И вдруг произошло то, чего я не ожидал.

Лукомский подошел вплотную и, смотря как-то насквозь своими не то серыми, не то синими глазами (нельзя было разобрать – эти два цвета словно боролись друг с другом), спросил слегка заглушённым голосом:

– А что… эта Соня… красивая девочка?

– Да… Она считается даже… как бы это сказать… ну, красавицей.

Лукомский повернулся по-мальчишески на каблуках и весело свистнул.

– Тогда пришли ее ко мне. – Немного помолчав, добавил: – Сегодня вечером.

Я густо покраснел.
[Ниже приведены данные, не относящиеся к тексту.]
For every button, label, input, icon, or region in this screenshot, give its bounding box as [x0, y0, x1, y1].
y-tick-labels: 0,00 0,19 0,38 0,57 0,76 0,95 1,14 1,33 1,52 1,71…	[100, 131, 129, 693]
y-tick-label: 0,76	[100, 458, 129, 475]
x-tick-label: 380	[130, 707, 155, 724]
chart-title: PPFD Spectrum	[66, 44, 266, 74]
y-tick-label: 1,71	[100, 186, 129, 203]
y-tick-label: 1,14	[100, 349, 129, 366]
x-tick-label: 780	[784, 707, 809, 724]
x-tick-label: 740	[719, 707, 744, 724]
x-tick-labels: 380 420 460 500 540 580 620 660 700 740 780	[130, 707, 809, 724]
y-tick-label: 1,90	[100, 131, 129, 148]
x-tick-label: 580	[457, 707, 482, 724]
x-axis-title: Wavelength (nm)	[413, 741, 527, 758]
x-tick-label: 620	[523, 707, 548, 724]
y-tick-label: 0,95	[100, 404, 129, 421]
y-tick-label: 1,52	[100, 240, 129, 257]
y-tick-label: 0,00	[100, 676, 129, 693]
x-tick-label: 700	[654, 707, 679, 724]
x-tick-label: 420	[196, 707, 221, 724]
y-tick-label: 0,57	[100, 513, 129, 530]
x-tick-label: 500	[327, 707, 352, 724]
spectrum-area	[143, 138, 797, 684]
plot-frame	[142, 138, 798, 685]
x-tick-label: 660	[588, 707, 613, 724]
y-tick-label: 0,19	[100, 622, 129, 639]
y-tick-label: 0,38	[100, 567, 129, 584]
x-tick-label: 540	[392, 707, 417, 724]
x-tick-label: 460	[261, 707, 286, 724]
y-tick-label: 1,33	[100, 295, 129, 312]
Уверенный, что Лукомский не отнесется серьезно к письму Сони, взялся выполнить ее поручение скорее как веселую шутку, допустимую между друзьями, но сейчас, после того как Петр Ильич выразил желание встретиться с ней, почувствовал в его тоне нечто необычное и испытал такое ощущение, словно мои руки были запачканы чем-то липким.

Лукомский, заметив, что я внутренне съежился, спросил:

– Рюрик, ты знаешь содержание письма?

– Как тебе сказать… – Я смутился. – Знаю, но… не знал, что ты примешь это всерьез.

Пришла его очередь смущаться.

– Может быть, это мистификация?

– Нет, что ты!.. Она… серьезно… Но я не думал, что ты… ты… ты… отнесешься к этому так.

Лукомский засмеялся.

– Кто тебе сказал, что я отношусь к этому серьезно?

Я смутился еще больше.

– Послушай, – Лукомский взял меня за руку, – скажи правду – ты, может, влюблен в эту девушку?

– Я?! За кого ты меня принимаешь? Если бы я был в нее влюблен, разве я взялся бы за такое поручение?

– Вообще-то, не мог бы, но всякое бывает… Ну а теперь… я еду.

Мы вышли из «Метрополя». Я чувствовал себя нехорошо и не мог определить, что именно меня расстроило. Это, пожалуй, огорчало больше всего.

Через минуту я неожиданно очутился в объятиях Клюева.

В гостях у Ройзмана

– Ты куда?

– Коля, вот не ожидал! Откуда ты?

– Был у тебя и не застал.

– Я… видишь ли…

– Ну-ну, понимаю.

– Подожди.

– Ты лучше скажи, когда выборы?

– Неужели тебя это интересует?

– А тебя?

– Меня? Нисколько.

– Не лукавь. Признаюсь, что меня интересуют больше всего обеды и… слухи о том, что члены правления будут получать жалование… потому что мои дела не ахти. Я сейчас из деревни, а там тоже хоть шаром покати.

– Сегодня на квартире у Ройзмана предвыборное собрание.